Kymco, einer der größten Zweirad- und Motorenproduzenten der Welt, hat mit dem MyRoad 700i den bisher größten Kymco-Roller auf den Markt gebracht. Der Taiwanese hat eine große Scheinwerferfront mit drei großen Rundscheinwerfern hinter einer Glasabdeckung. Alle anderen Scheinwerfer und die Blinker bestehen aus robusten LEDs. Die technischen Daten können mit anderen großen Luxusrollern problemlos mithalten: flüssigkeitsgekühlter Zweizylinder-Viertakt-Reihenmotor, vier Ventile, 700 Kubikmeter Hubraum, 59 PS Maximalleistung, elektronische Krafteinspritzung und ein starkes Drehmoment von fast 63 Newtonmeter. Damit kann man problemlos eine Höchstgeschwindigkeit von 170 km/h erreichen – selbst Überholmanöver lassen sich problemlos meistern. 

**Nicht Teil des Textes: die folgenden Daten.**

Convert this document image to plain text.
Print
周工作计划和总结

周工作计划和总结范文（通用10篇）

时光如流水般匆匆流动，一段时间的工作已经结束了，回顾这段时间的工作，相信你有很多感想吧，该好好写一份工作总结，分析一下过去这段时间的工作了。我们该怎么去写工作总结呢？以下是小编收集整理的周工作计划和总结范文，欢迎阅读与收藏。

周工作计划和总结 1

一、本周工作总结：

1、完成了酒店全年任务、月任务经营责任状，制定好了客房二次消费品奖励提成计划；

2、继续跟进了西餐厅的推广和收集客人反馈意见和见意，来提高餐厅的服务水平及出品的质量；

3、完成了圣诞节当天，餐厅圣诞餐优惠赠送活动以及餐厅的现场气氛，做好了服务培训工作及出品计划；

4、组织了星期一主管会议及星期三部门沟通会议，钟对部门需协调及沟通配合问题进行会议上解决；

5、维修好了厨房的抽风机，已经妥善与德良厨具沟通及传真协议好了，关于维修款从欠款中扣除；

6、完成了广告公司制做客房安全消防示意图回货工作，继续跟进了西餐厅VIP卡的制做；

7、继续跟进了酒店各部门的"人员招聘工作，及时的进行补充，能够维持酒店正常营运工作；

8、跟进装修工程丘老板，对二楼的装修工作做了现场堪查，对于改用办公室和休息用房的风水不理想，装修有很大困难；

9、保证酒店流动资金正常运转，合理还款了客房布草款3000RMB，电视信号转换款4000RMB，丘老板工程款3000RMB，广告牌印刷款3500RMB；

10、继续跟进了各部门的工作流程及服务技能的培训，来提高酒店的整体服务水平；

Motor und Antrieb surren dank den vorgespannten Zahnrädern des Nockenwellenantriebes, die die Kraftübertragung optimieren, angenehm hell. Der Roller erreicht durch ein stabiles Fahrwerk mit Gitterrohrrahmen eine satte Straßenlage, auch wenn er ein kleines bisschen schwerfällig ist – was teilweise an dem Gewicht von 292 Kilo liegt. Doch er lässt sich präzise auf Kurs bringen und erreicht eine stabile Schräglage. Das Fahrwerk kann ausserdem mit der ersten elektrisch verstellbaren Dämpfung im Rollersektor aufwarten, die sich über einen Schalter am rechten Lenkerende von “soft” auf “medium” zu “hard” umstellen lässt. “Medium” ist dabei generell keine schlechte Wahl, wobei “soft” den Fahrkomfort bei unproblematischen Fahrten erhöht und “hard” die Spurtreue bei schneller Geschwindigkeit fördert. Den Antagonisten zum Antrieb liefern eine Doppelscheibenbremse vorne und eine Einzelscheibe hinten. Das ABS kommt von Bosch und kontrolliert beide Räder in einem unabhängigem Zweikreissystem. Im Großen und Ganzen ist die Bremswirkung in Ordnung.

Der Pilot sitzt aber etwas unbequem: obwohl man den Lenker gut im Griff hat, könnte das Trittbrett etwas tiefer liegen und nach hinten mehr Platz geboten sein. Für Großgewachsene ist das besonders ärgerlich.